Siempre tuvo ideas políticas progresistas pero rodearse de gente con otros puntos de vista la ha ayudado. “Tengo una familia muy diversa, con muchos puntos de vista, y no hemos perdido ninguna relación, siempre hemos hablado”, dice. Hay un momento en el libro en el que una mujer de su pueblo le dice: “Jacinda, quería decirte que mucha gente en Morrinsville reza por ti... No te votan, pero rezan por ti”. Incluso su cariñosa abuela admitió que probablemente no la votaría.

Cuando entró en política, había dejado de ser mormona. Se había agrandado demasiado el abismo entre su religión y sus valores, especialmente en lo referido a los derechos LGTBI. Pero no habla mal de la Iglesia y cree que allí aprendió mucho sobre “servicio y caridad”. Y, por supuesto, que te cierren la puerta en la cara cuando vas a hablar de Dios es una preparación inmejorable para el mundo de la política.

Tal vez sea esa educación la que explique la modestia de Ardern.

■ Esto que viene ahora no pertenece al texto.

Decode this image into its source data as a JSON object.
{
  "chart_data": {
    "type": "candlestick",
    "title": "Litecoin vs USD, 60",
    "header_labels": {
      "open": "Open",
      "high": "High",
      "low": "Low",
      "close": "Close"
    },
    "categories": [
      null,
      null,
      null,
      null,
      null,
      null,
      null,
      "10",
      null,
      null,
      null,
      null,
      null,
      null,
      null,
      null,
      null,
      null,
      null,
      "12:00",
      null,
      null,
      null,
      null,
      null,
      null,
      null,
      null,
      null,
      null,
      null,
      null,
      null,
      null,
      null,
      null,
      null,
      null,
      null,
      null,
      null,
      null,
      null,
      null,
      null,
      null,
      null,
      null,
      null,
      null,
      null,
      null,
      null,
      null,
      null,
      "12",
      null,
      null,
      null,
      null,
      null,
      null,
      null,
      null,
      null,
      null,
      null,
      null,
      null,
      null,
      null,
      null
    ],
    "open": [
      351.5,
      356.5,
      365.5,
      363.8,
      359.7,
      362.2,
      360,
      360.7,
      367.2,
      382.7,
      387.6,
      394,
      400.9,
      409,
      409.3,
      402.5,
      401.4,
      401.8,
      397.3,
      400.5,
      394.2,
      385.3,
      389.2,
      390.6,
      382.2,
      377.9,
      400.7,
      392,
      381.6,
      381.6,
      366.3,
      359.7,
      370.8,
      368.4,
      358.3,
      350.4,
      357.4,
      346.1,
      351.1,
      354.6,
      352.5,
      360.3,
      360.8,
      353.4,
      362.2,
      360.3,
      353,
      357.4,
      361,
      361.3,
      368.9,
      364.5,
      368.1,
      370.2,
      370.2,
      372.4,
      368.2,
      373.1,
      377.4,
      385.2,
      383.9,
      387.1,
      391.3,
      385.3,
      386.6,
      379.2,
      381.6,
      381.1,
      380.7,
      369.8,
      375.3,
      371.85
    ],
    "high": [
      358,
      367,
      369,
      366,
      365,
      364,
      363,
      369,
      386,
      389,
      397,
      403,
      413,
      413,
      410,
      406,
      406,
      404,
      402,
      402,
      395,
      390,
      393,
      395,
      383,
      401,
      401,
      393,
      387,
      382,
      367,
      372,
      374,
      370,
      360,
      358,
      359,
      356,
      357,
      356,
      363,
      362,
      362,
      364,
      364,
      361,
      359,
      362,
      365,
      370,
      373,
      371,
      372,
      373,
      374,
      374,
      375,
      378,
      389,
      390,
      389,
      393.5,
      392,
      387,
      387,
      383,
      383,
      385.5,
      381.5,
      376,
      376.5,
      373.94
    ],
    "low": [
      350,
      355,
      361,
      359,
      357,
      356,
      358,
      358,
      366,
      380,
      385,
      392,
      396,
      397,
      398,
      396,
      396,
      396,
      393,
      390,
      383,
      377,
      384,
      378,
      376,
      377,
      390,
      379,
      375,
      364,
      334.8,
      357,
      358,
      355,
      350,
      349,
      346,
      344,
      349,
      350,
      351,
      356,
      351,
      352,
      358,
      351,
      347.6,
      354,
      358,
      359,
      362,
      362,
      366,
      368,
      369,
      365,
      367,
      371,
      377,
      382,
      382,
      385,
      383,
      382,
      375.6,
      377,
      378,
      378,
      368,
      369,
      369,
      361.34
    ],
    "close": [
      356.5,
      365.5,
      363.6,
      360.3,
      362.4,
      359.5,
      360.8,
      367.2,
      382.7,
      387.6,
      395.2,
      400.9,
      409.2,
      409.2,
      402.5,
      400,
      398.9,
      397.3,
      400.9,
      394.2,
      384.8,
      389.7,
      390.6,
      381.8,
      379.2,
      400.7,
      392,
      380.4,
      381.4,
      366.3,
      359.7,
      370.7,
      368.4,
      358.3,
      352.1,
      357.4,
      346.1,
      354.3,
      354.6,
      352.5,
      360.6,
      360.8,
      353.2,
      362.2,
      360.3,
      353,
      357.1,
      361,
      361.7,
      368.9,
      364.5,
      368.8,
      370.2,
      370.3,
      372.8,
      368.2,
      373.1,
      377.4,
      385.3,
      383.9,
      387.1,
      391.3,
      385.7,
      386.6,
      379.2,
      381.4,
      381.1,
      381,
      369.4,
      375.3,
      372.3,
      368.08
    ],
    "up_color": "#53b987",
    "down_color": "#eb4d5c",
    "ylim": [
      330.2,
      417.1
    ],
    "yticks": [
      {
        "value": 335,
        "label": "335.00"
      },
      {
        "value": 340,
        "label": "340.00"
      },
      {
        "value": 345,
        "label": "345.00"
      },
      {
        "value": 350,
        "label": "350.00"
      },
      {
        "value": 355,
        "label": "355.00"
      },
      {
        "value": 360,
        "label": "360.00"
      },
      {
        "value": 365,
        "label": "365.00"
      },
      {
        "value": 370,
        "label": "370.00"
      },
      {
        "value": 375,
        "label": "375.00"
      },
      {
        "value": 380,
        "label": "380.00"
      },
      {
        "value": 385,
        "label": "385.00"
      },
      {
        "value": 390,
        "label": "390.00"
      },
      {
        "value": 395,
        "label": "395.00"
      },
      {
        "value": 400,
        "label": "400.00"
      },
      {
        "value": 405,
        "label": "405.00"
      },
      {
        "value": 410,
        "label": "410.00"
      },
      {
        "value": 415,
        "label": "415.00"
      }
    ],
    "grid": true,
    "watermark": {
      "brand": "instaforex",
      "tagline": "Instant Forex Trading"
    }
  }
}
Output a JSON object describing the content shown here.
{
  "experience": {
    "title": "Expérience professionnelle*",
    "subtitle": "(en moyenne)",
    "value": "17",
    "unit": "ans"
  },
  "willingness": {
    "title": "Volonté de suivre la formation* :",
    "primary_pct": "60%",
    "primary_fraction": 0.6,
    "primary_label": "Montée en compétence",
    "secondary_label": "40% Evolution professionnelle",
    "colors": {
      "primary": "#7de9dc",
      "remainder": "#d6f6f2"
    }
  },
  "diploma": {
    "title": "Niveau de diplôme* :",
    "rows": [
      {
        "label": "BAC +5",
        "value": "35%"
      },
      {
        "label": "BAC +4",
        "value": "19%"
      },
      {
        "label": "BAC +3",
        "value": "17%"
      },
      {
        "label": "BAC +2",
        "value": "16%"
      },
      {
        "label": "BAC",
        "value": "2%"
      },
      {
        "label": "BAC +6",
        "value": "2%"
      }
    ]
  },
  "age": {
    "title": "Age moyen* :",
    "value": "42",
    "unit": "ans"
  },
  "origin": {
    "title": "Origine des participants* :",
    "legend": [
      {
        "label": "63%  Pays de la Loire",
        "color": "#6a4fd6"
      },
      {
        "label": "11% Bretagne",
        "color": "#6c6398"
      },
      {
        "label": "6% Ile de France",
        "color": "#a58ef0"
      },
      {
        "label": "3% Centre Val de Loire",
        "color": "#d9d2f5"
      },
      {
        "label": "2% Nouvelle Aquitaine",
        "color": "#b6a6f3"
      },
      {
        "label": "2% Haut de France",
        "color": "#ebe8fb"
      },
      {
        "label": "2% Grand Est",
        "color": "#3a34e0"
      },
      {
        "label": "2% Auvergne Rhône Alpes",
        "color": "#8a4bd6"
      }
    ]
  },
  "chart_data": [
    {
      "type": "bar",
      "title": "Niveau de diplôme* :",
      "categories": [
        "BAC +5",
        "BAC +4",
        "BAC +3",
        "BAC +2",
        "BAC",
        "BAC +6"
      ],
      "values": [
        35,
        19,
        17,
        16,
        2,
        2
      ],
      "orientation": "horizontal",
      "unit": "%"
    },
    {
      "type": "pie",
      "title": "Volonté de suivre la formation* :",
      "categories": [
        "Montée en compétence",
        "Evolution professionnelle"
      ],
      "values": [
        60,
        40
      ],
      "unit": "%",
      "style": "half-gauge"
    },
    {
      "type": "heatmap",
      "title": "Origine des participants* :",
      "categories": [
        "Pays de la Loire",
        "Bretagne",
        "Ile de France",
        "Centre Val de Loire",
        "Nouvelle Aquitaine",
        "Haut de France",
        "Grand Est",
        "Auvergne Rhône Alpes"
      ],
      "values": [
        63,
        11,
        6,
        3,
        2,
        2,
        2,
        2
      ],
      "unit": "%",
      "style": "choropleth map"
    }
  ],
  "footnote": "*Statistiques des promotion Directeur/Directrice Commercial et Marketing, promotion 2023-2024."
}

Le digo que son las memorias políticas más modestas que he leído. “¿Has leído algún otro libro de Nueva Zelanda?”, responde. “¿Has leído otras memorias políticas neozelandesas? Porque no diría que eso sea un rasgo particular mío”. Lleva piercings en las orejas, le gusta el estilo musical drum'n'bass, ha sido vista con camisetas de Portishead... Bastante guay para una política, le digo. “Yo no me describiría a mí misma como guay”, responde negando con la cabeza.

Durante aproximadamente una década, Ardern trabajó diligentemente como diputada aprendiendo los entresijos de la política. Una de las anécdotas del libro hace referencia a la vez en que preguntó a un compañero qué tenía que hacer para endurecerse. El diputado, que tenía fama de matón, le rogó que no lo hiciera. “Las cosas te afectan porque tienes empatía, porque te importan”, le dijo. “En el momento en que cambies dejarás de ser buena en tu trabajo”.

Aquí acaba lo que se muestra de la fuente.